Indel alignment file

Figure 4: The indel alignment file format.

Reads that appear to contain an indel are scanned for the indel's start point and then sorted in a collection of reads that all appear to contain indels at the same location, with only the first 1000 reads are used to annotate the indel. These reads are combined in to a single sequence such that a position is called if more than 50% of reads contain the same base at that position, otherwise it is reported as an 'N'. This composite read is then compared to the amplicon's sequence to identify the insertion/deletion's genotype before been annotated and identical indels from both forward and reverse collections of reads combined. Even though the reads are first filtered for the presence of PCR artifacts a number of unannotable indels may be found. To allow the user to check these variants, the alignment used to identify a variant is saved to the indel alignment file after the indels description which is in the same format as in in the report file. At the end of the 'Read sequence' the number of reads used to create the alignment is shown, this value is never greater than 1000. AgileSMAll limits the maximum length and location of an indel such that the indel most start at least 6 bp after the primer sequence in the read and end more than 20 bp from the end of the sequence read.

Raw data file

The raw data file enumerates the read depth for each base at each position in the PCR product which is not part of a primer used to amplify the PCR product. By analysing this file it should be possible to check the error rate for each product. It should be noted that this data does not include data from reads that appeared to contain an indel.
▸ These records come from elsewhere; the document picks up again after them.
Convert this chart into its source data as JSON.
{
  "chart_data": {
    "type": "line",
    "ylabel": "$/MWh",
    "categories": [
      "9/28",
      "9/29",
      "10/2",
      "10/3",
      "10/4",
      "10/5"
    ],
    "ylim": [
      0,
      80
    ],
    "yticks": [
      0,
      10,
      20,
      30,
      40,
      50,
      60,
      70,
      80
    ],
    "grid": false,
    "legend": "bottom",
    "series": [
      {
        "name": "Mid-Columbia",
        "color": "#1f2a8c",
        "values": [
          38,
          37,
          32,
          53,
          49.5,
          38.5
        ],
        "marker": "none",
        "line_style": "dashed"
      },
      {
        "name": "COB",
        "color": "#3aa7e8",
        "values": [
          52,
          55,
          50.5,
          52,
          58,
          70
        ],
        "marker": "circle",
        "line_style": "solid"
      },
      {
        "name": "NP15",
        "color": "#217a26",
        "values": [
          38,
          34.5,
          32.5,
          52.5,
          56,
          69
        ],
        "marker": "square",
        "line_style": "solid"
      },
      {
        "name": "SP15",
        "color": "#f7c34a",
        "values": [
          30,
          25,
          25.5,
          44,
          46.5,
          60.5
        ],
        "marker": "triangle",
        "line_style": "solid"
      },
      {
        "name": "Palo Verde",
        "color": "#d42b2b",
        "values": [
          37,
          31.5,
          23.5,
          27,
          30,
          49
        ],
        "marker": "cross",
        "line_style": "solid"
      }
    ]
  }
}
Figure 5: The raw data file format.

AgileFastaVariantFinderScreenshot reanalysing raw data files

Figure 6: Reanalysing raw data files.

Since this data contains all the information used to detect single base somatic sequence variants, it is possible to reanalyse them using different cut off values. However, since this file does not contain information on reads containing possible indels it is not possible to rescreen of insertions and deletion. To reanalyse the data, select the Reanalyse data tab (Figure 6) and select the annotation and target files as before. Rather than selecting a folder of *.Fastq files, select the folded of raw data text files and then press the Create to start the analysis. It should be noted that for AgileSMAll to identify the correct data files the end of the file name must end with the 'rawdata.txt' text. The exported variant data is saved to a file with "_Reanalysed" appended to the original file name.